Don't use the adaptor. The liner pipe should fit right inside the stoves collar. Secure with a couple tek screws and put a bead of 500deg silicone around the joint and your done.
Also, you should have removed the cast parts off the stove body before you moved it (top plate, side plates and door). Makes moving it much easier
 
Parrot Head said:
Also, you should have removed the cast parts off the stove body before you moved it (top plate, side plates and door). Makes moving it much easier

can you do that w/ an accentra free-standing? that sucker sure is heavy...

mine is still parked in my basement, waiting for me to get around to installing it. moving it upstairs is going to be fun...
 
cac4 said:
Parrot Head said:
Also, you should have removed the cast parts off the stove body before you moved it (top plate, side plates and door). Makes moving it much easier

can you do that w/ an accentra free-standing? that sucker sure is heavy...
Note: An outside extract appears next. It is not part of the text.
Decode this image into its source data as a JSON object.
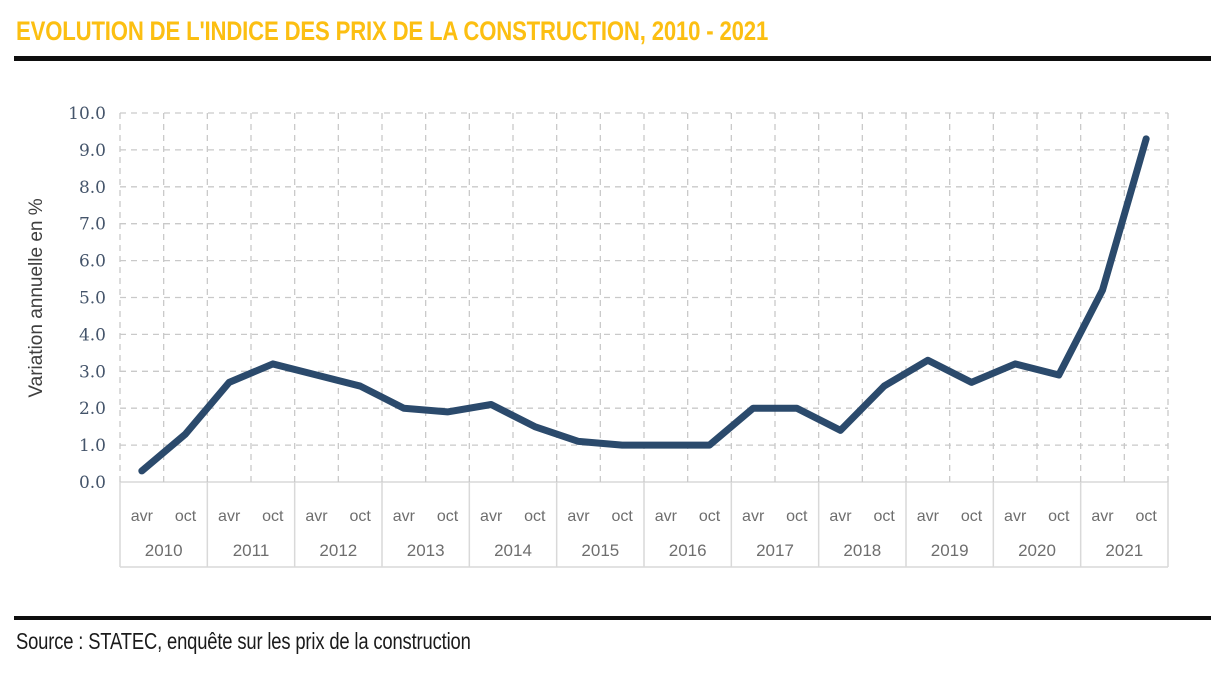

mine is still parked in my basement, waiting for me to get around to installing it. moving it upstairs is going to be fun...

Unfortunately, no. Tha F/S Accentra is actually a true cast iron stove. Actually they do come apart, I have had to replace a bottom that was damaged in shipping. It all unbolts, but it is a pain.
 
lecomte38 said:
I installed my insert a month ago. I had the same problem but, by cutting the end off the the flex pipe to appliance adapter ( came with my liner kit), I came up with a super tight fit instead of the loose one you are referring to. I still used silicone.

After doing my research I ended up following your advice above: I trimmed the adapter with some snips, cranked it down with the attached hose clamp. My local HW store did not have the hi-temp silicon caulk, but they did have Rutland furnace cement [$5 for a small tub]. It was easy to work with, is meant for metal to metal sealing, and is good to 2000º F. Thanks for your advice.